The court's decision was reportedly announced as the trial of Chorshanbe Chorshanbiyev, who is charged with making online calls for forced change of the Central Asian country's constitutional order, resumed inside a detention center in Dushanbe on March 29.

The charge against the athlete and blogger stems from a video statement he made in the wake of violent protests in GBAO’s capital, Khorog, which broke out in November 2021 after security forces fatally wounded a local man wanted on charges of kidnapping.

In his video statement, Chorshanbiyev condemned the actions of security forces that led to the death of the man and called on Tajiks "and all the peoples of the country to rise against injustice, unjust deaths of innocent people."

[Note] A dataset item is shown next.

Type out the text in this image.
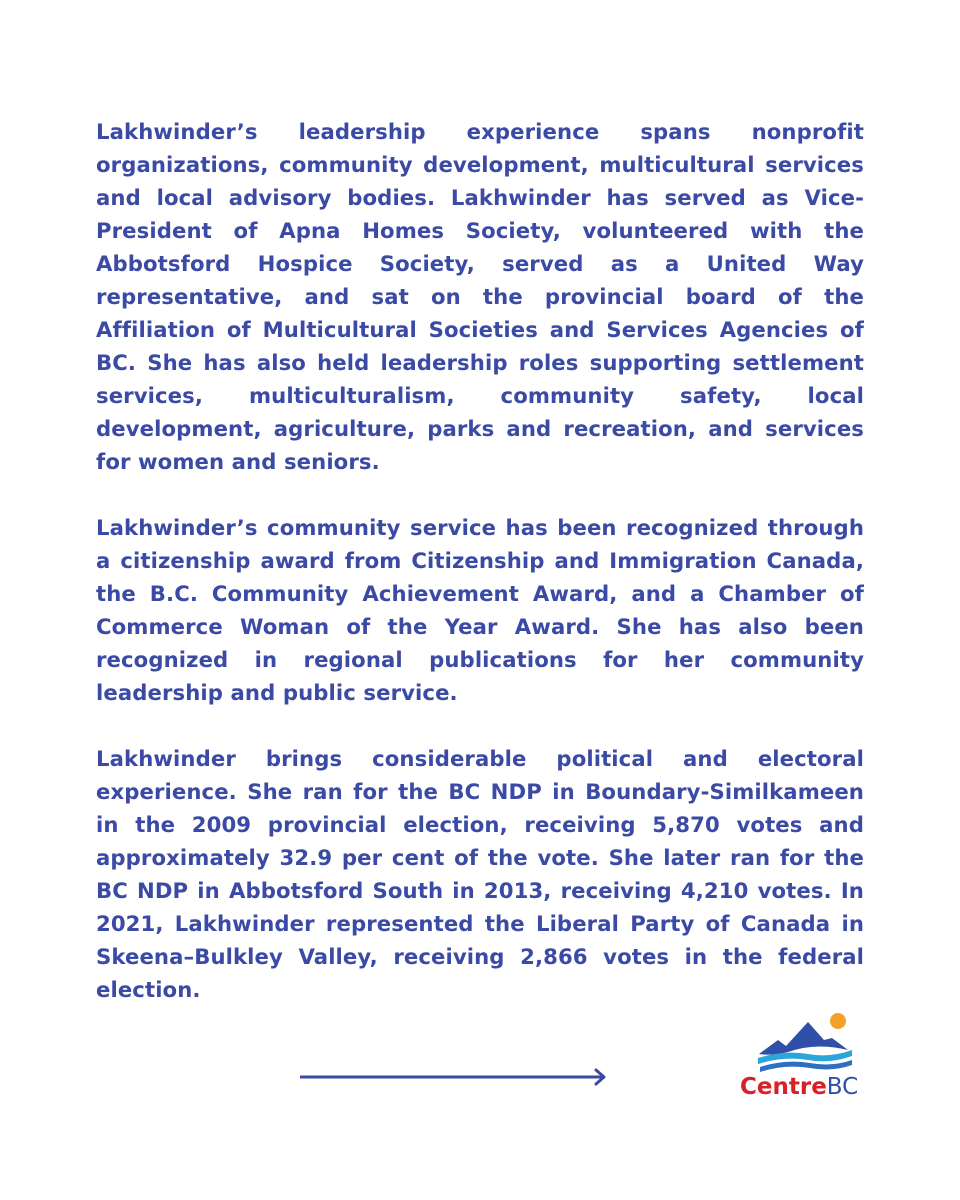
Lakhwinder’s leadership experience spans nonprofit organizations, community development, multicultural services and local advisory bodies. Lakhwinder has served as Vice-President of Apna Homes Society, volunteered with the Abbotsford Hospice Society, served as a United Way representative, and sat on the provincial board of the Affiliation of Multicultural Societies and Services Agencies of BC. She has also held leadership roles supporting settlement services, multiculturalism, community safety, local development, agriculture, parks and recreation, and services for women and seniors.

Lakhwinder’s community service has been recognized through a citizenship award from Citizenship and Immigration Canada, the B.C. Community Achievement Award, and a Chamber of Commerce Woman of the Year Award. She has also been recognized in regional publications for her community leadership and public service.

Lakhwinder brings considerable political and electoral experience. She ran for the BC NDP in Boundary-Similkameen in the 2009 provincial election, receiving 5,870 votes and approximately 32.9 per cent of the vote. She later ran for the BC NDP in Abbotsford South in 2013, receiving 4,210 votes. In 2021, Lakhwinder represented the Liberal Party of Canada in Skeena–Bulkley Valley, receiving 2,866 votes in the federal election.

CentreBC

The court decided to send Chorshanbiyev's video statement for additional linguistic studies after expert Yelizaveta Koltunova of the Institute of Linguistics and Journalism in the Russian city of Nizhny Novgorod testified that Chorshanbiyev's statement did not contain any “psychosocial or linguistic elements of calls for violence, including disruption of the foundations of the society and state.”

Chorshanbiyev, 26, a Tajik national, was deported late last year from Russia where he had lived for many years, after he was caught speeding by Moscow police.  Upon arrival in Tajikistan on December 30, however, he was taken into custody.  This sequence of events has sparked suspicions that the deportation was effected at the request of the Tajik authorities.

If convicted, Chorshanbiyev could face up to 15 years in prison.